The thought of shameless intensity continues here. The Greek reads: Ask and keep on asking, seek and keep on seeking, knock and keep on knocking. Again, I remind you that it is not God’s reluctance you have to overcome but the reluctance of your own self to enter into the “certain place” that God wants you.

Luke 11:11-13 If a son shall ask bread of any of you that is a father, will he give him a stone? Or if he asks a fish, will he for a fish give him a serpent?
12 Or if he shall ask an egg, will he give him a scorpion?
13 If you then, being evil, know how to give good gifts unto your children: how much more shall your heavenly Father give the Holy Spirit to them that ask Him?
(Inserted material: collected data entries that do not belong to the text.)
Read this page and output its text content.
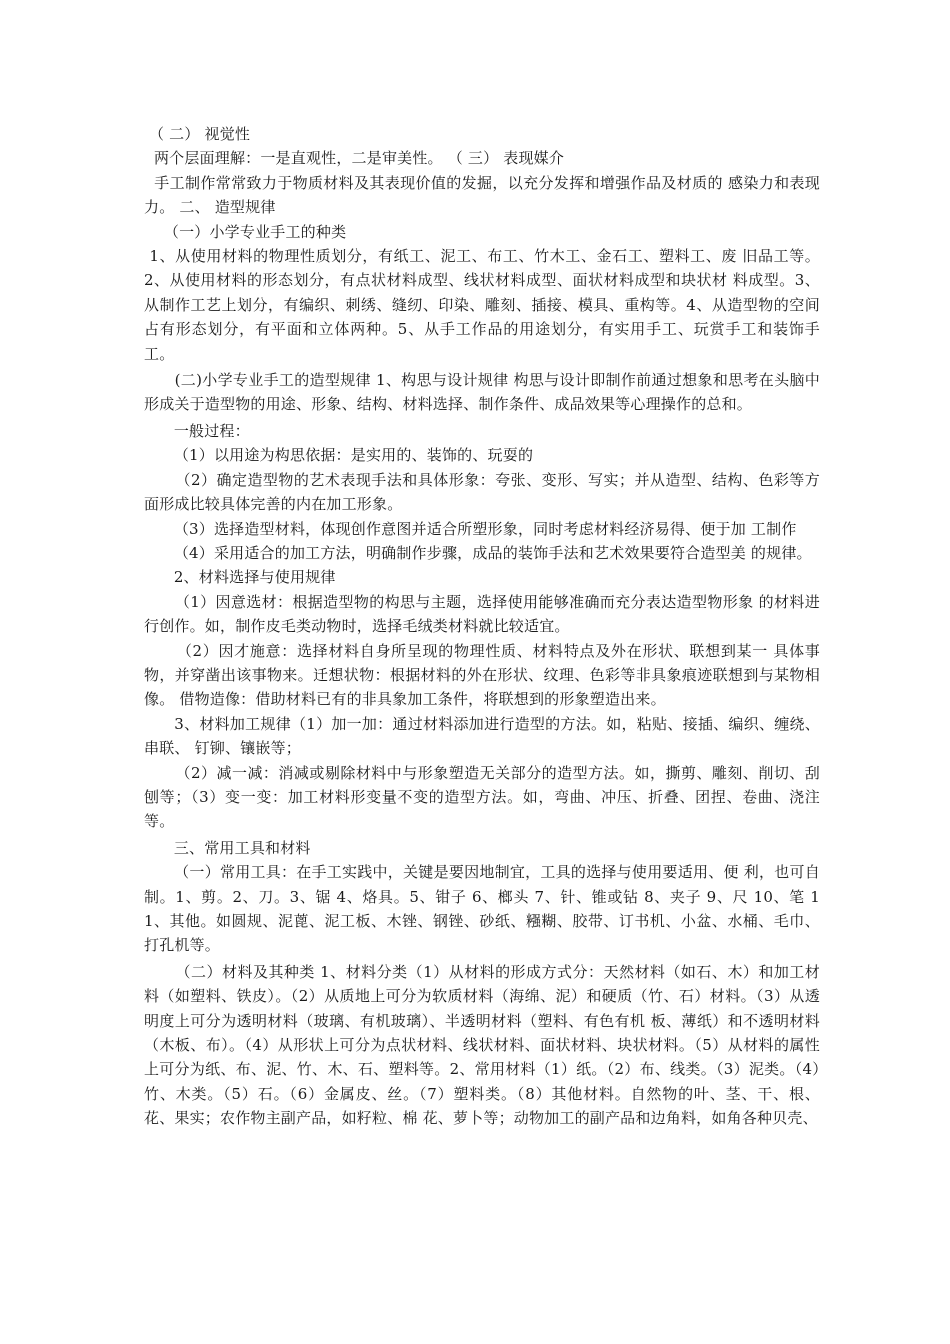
（ 二） 视觉性

两个层面理解：一是直观性，二是审美性。 （ 三） 表现媒介

手工制作常常致力于物质材料及其表现价值的发掘，以充分发挥和增强作品及材质的 感染力和表现力。 二、 造型规律

（一）小学专业手工的种类

1、从使用材料的物理性质划分，有纸工、泥工、布工、竹木工、金石工、塑料工、废 旧品工等。2、从使用材料的形态划分，有点状材料成型、线状材料成型、面状材料成型和块状材 料成型。3、从制作工艺上划分，有编织、刺绣、缝纫、印染、雕刻、插接、模具、重构等。4、从造型物的空间占有形态划分，有平面和立体两种。5、从手工作品的用途划分，有实用手工、玩赏手工和装饰手工。

(二)小学专业手工的造型规律 1、构思与设计规律 构思与设计即制作前通过想象和思考在头脑中形成关于造型物的用途、形象、结构、材料选择、制作条件、成品效果等心理操作的总和。

一般过程：

（1）以用途为构思依据：是实用的、装饰的、玩耍的

（2）确定造型物的艺术表现手法和具体形象：夸张、变形、写实；并从造型、结构、色彩等方面形成比较具体完善的内在加工形象。

（3）选择造型材料，体现创作意图并适合所塑形象，同时考虑材料经济易得、便于加 工制作

（4）采用适合的加工方法，明确制作步骤，成品的装饰手法和艺术效果要符合造型美 的规律。

2、材料选择与使用规律

（1）因意选材：根据造型物的构思与主题，选择使用能够准确而充分表达造型物形象 的材料进行创作。如，制作皮毛类动物时，选择毛绒类材料就比较适宜。

（2）因才施意：选择材料自身所呈现的物理性质、材料特点及外在形状、联想到某一 具体事物，并穿凿出该事物来。迁想状物：根据材料的外在形状、纹理、色彩等非具象痕迹联想到与某物相像。 借物造像：借助材料已有的非具象加工条件，将联想到的形象塑造出来。

3、材料加工规律（1）加一加：通过材料添加进行造型的方法。如，粘贴、接插、编织、缠绕、串联、 钉铆、镶嵌等；

（2）减一减：消减或剔除材料中与形象塑造无关部分的造型方法。如，撕剪、雕刻、削切、刮刨等；（3）变一变：加工材料形变量不变的造型方法。如，弯曲、冲压、折叠、团捏、卷曲、浇注等。

三、常用工具和材料

（一）常用工具：在手工实践中，关键是要因地制宜，工具的选择与使用要适用、便 利，也可自制。1、剪。2、刀。3、锯 4、烙具。5、钳子 6、榔头 7、针、锥或钻 8、夹子 9、尺 10、笔 11、其他。如圆规、泥蓖、泥工板、木锉、钢锉、砂纸、糨糊、胶带、订书机、小盆、水桶、毛巾、打孔机等。

（二）材料及其种类 1、材料分类（1）从材料的形成方式分：天然材料（如石、木）和加工材料（如塑料、铁皮）。（2）从质地上可分为软质材料（海绵、泥）和硬质（竹、石）材料。（3）从透明度上可分为透明材料（玻璃、有机玻璃）、半透明材料（塑料、有色有机 板、薄纸）和不透明材料（木板、布）。（4）从形状上可分为点状材料、线状材料、面状材料、块状材料。（5）从材料的属性上可分为纸、布、泥、竹、木、石、塑料等。2、常用材料（1）纸。（2）布、线类。（3）泥类。（4）竹、木类。（5）石。（6）金属皮、丝。（7）塑料类。（8）其他材料。自然物的叶、茎、干、根、花、果实；农作物主副产品，如籽粒、棉 花、萝卜等；动物加工的副产品和边角料，如角各种贝壳、
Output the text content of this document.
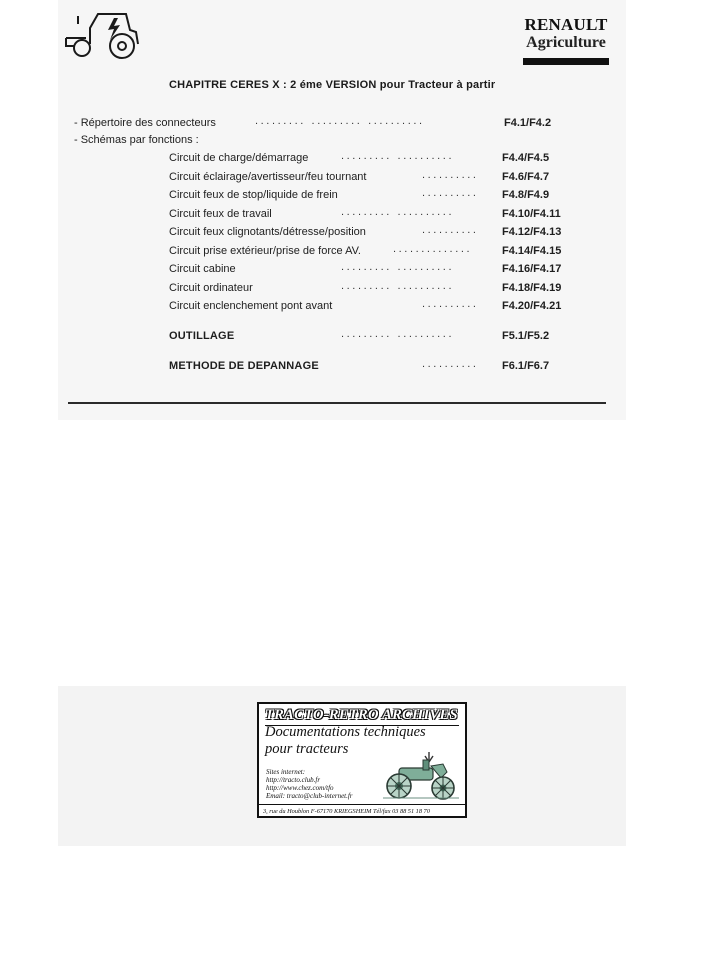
RENAULT
Agriculture
CHAPITRE CERES X : 2 éme VERSION pour Tracteur à partir
- Répertoire des connecteurs	......... ......... ..........	F4.1/F4.2
- Schémas par fonctions :
Circuit de charge/démarrage	......... ..........	F4.4/F4.5
Circuit éclairage/avertisseur/feu tournant	.......... F4.6/F4.7
Circuit feux de stop/liquide de frein	.......... F4.8/F4.9
Circuit feux de travail	......... ..........	F4.10/F4.11
Circuit feux clignotants/détresse/position	.......... F4.12/F4.13
Circuit prise extérieur/prise de force AV.	..............	F4.14/F4.15
Circuit cabine	......... ..........	F4.16/F4.17
Circuit ordinateur	......... ..........	F4.18/F4.19
Circuit enclenchement pont avant	.......... F4.20/F4.21
OUTILLAGE	......... ..........	F5.1/F5.2
METHODE DE DEPANNAGE	.......... F6.1/F6.7
TRACTO-RETRO ARCHIVES
Documentations techniques
pour tracteurs
Sites internet:
http://tracto.club.fr
http://www.chez.com/tfo
Email: tracto@club-internet.fr
3, rue du Houblon F-67170 KRIEGSHEIM Tél/fax 03 88 51 18 70
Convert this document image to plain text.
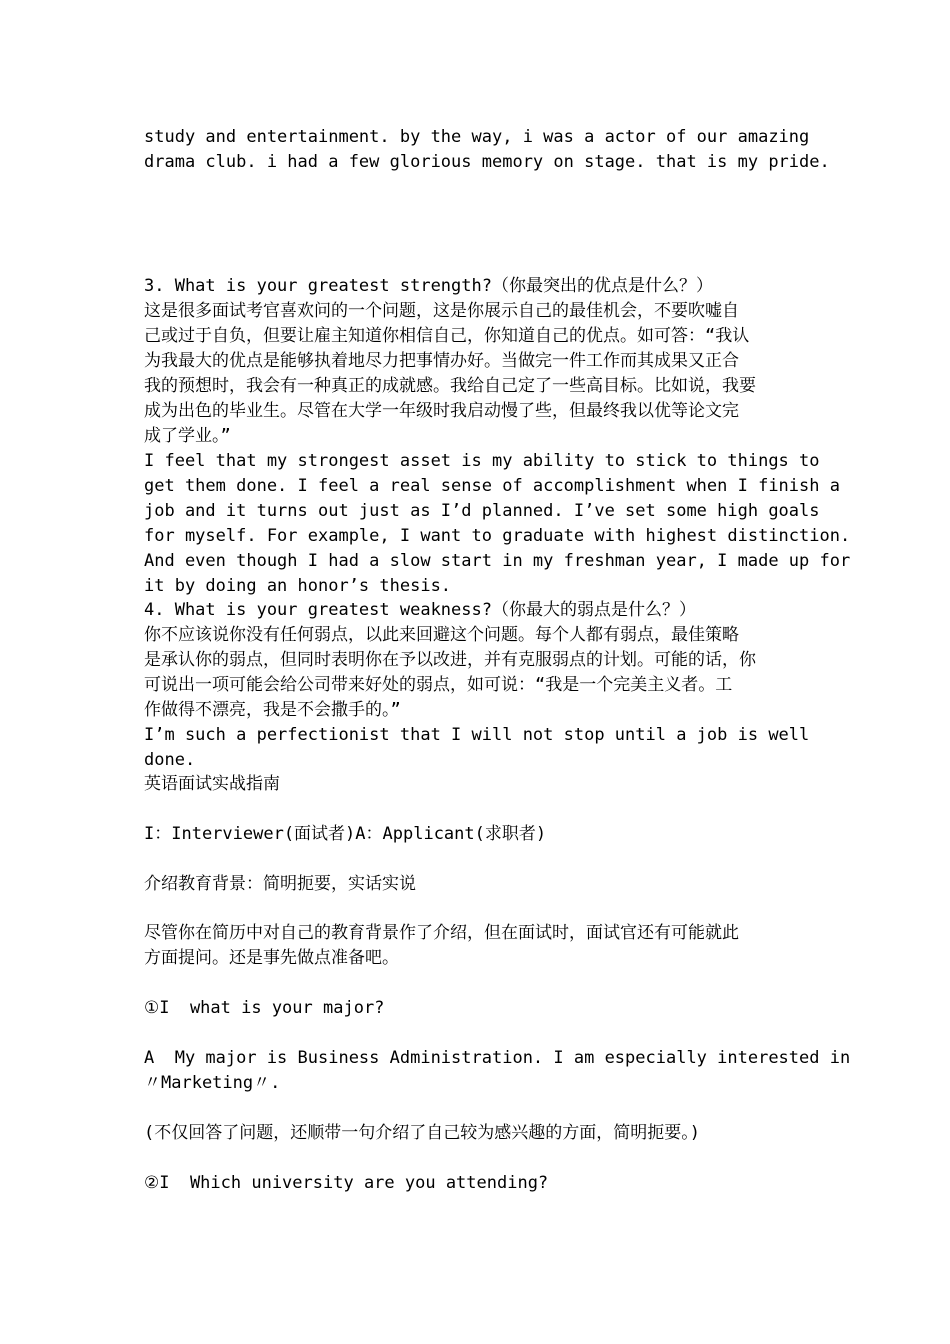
study and entertainment. by the way, i was a actor of our amazing
drama club. i had a few glorious memory on stage. that is my pride.
3. What is your greatest strength?（你最突出的优点是什么？）
这是很多面试考官喜欢问的一个问题，这是你展示自己的最佳机会，不要吹嘘自
己或过于自负，但要让雇主知道你相信自己，你知道自己的优点。如可答：“我认
为我最大的优点是能够执着地尽力把事情办好。当做完一件工作而其成果又正合
我的预想时，我会有一种真正的成就感。我给自己定了一些高目标。比如说，我要
成为出色的毕业生。尽管在大学一年级时我启动慢了些，但最终我以优等论文完
成了学业。”
I feel that my strongest asset is my ability to stick to things to
get them done. I feel a real sense of accomplishment when I finish a
job and it turns out just as I’d planned. I’ve set some high goals
for myself. For example, I want to graduate with highest distinction.
And even though I had a slow start in my freshman year, I made up for
it by doing an honor’s thesis.
4. What is your greatest weakness?（你最大的弱点是什么？）
你不应该说你没有任何弱点，以此来回避这个问题。每个人都有弱点，最佳策略
是承认你的弱点，但同时表明你在予以改进，并有克服弱点的计划。可能的话，你
可说出一项可能会给公司带来好处的弱点，如可说：“我是一个完美主义者。工
作做得不漂亮，我是不会撒手的。”
I’m such a perfectionist that I will not stop until a job is well
done.
英语面试实战指南
I：Interviewer(面试者)A：Applicant(求职者)
介绍教育背景：简明扼要，实话实说
尽管你在简历中对自己的教育背景作了介绍，但在面试时，面试官还有可能就此
方面提问。还是事先做点准备吧。
①I  what is your major?
A  My major is Business Administration. I am especially interested in
〃Marketing〃.
(不仅回答了问题，还顺带一句介绍了自己较为感兴趣的方面，简明扼要。)
②I  Which university are you attending?
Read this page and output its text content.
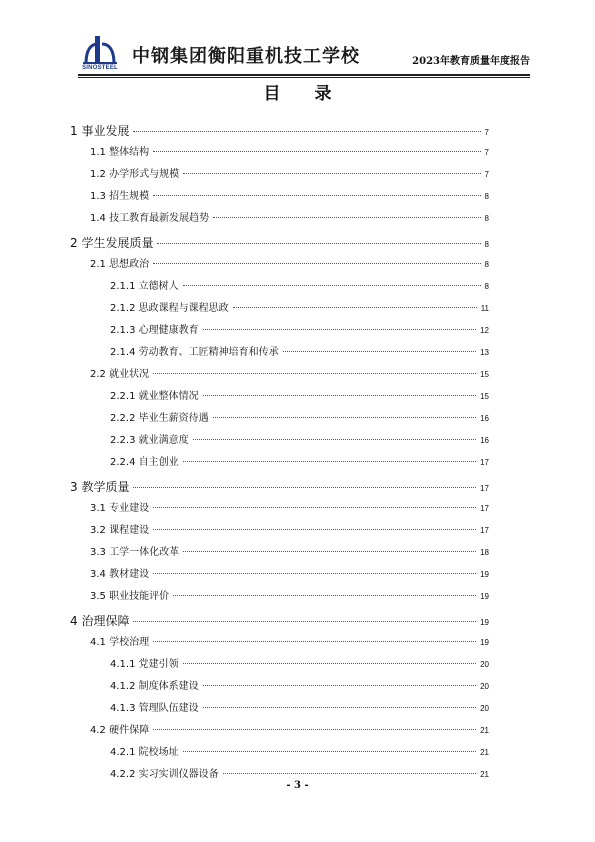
SINOSTEEL
中钢集团衡阳重机技工学校	2023年教育质量年度报告
目 录
1 事业发展	7
1.1 整体结构	7
1.2 办学形式与规模	7
1.3 招生规模	8
1.4 技工教育最新发展趋势	8
2 学生发展质量	8
2.1 思想政治	8
2.1.1 立德树人	8
2.1.2 思政课程与课程思政	11
2.1.3 心理健康教育	12
2.1.4 劳动教育、工匠精神培育和传承	13
2.2 就业状况	15
2.2.1 就业整体情况	15
2.2.2 毕业生薪资待遇	16
2.2.3 就业满意度	16
2.2.4 自主创业	17
3 教学质量	17
3.1 专业建设	17
3.2 课程建设	17
3.3 工学一体化改革	18
3.4 教材建设	19
3.5 职业技能评价	19
4 治理保障	19
4.1 学校治理	19
4.1.1 党建引领	20
4.1.2 制度体系建设	20
4.1.3 管理队伍建设	20
4.2 硬件保障	21
4.2.1 院校场址	21
4.2.2 实习实训仪器设备	21
- 3 -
The goodness of God and His willingness to give must be the foundation of our importunity. If you do not understand the goodness of God and His willingness to bless you, you could get bogged down in the asking, seeking, and knocking. Jesus said unto them, Have the faith of God. For verily I say unto you, That whosoever shall say unto this mountain, Be removed, and be cast into the sea; and shall not doubt in his heart, but shall believe that those things which he says shall come to pass; he shall have whatsoever he says. Therefore I say unto you, what things soever you desire, when you pray, believe that you have them, and you shall have them. Mark 11:22-24. When you really try to live this it won’t take long to realize how much unbelief is in your heart. That is the mountain that has to be removed – your unbelief! You keep asking and keep seeking and keep knocking until you really believe. You will need a battering ram to knock down the wall of unbelief, and that battering ram is the revelation of God’s willingness to give you all things. He that spared not His own Son, but delivered Him up for us all, how shall He not with Him also freely give us all things? Romans 8:32. It is from this “certain place” that we must pray.

Luke 11:14 And He was casting out a demon, and it was dumb. And it came to pass, when the demon was gone out, the dumb spoke; and the people wondered.

My Bible has the little symbol for a new paragraph at the beginning of this verse. Now this little symbol was not placed there by Luke; it was added much later by the King James translators. So we are not going to look at this verse as beginning a new subject. This verse tells us what Jesus was doing in the first thirteen verses of this chapter. The disciples did not know how to pray. They were, in a sense, dumb. As it was with the disciples, it is the unbelief of our demonized flesh nature that keeps us from praying and speaking effectively. Jesus is not just teaching us how to say a prayer in these verses. He is revealing the “certain place” we need to be and how to overcome our unbelief.